L'autre jour, je suis allée visiter avec une amie l'exposition Baselitz sculpteur au Musée d'art moderne de la ville de Paris. On y voit des sortes de grands totems très frustes, représentant des personnages, taillés avec des outils rudimentaires (scie, hache) la plupart du temps dans un seul bloc de bois, et souvent tachés de couleurs primaires. S'en dégage une violence certaine. Je me dis alors qu'elle est liée à l'histoire de l'artiste, né en 1938 en Allemagne : comment créer alors qu'on est l'enfant du nazisme ? Voilà sans doute quel est le problème que Baselitz avait à affronter. J'en ai la confirmation un peu plus loin, quand nous tombons sur le groupe appelé Femmes de Dresde, qui fait référence à un massacre perpétré à la fin de la seconde guerre mondiale. Celui-ci me plaît davantage que le reste, d'abord sans doute parce que la peinture jaune, appliquée sur presque toute la surface, transforme moins les têtes en caricatures, ensuite parce qu'un espace se crée entre les figures, qui semblent sortir de terre à la façon des idoles de l'île de Pâques (c'est du moins comme cela que je les imagine).
Je me pose alors le problème suivant : une oeuvre fait-elle partie de l'histoire de l'art parce-qu'en tant que témoignage, elle s'inscrit dans l'Histoire, ou au contraire parce qu'elle s'en distingue par son universalité ? Je veux dire par là que lorsque je regarde les fresques de Fra Angelico dans le couvent San Marco à Florence, je suis saisie par leur beauté pure, et à ce moment-là, je n'ai nul besoin de savoir à quelle époque il appartient, même si ensuite je peux me délecter davantage encore, à partir du souvenir de cette expérience esthétique, dans la réflexion historique.
La suite de l'exposition montre des peintures, comme toujours monumentales et renversées, représentant des visages d'hommes faits à partir de gros points noirs.

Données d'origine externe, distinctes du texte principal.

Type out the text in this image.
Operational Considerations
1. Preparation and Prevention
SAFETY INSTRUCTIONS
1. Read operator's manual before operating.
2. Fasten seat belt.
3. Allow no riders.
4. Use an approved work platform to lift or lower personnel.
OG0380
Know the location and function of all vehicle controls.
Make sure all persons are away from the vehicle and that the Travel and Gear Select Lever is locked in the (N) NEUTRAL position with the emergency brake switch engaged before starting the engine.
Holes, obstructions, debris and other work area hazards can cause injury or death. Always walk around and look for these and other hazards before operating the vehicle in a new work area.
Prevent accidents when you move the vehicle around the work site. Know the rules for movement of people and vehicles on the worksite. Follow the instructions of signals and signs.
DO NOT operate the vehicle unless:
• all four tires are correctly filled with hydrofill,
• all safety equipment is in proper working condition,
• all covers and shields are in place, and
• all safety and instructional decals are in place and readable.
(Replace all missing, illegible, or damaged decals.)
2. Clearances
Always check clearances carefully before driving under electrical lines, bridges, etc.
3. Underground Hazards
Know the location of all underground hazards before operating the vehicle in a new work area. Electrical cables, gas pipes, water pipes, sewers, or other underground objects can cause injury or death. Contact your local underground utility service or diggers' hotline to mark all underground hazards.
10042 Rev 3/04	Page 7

Je me pose alors une nouvelle question : est-ce que l'image qui m'est proposée aurait le moindre impact sur moi si elle était d'une autre taille, et à l'endroit ?
Enfin, dans la dernière salle se dressent des sculptures d'un seul tenant, encore plus énormes, et tout-à-coup j'ai la vision des arbres qu'il a fallu abattre pour obtenir ces pièces de bois, et j'en suis toute navrée... ce qui, j'en conviens parfaitement, est une remarque complètement hors de propos.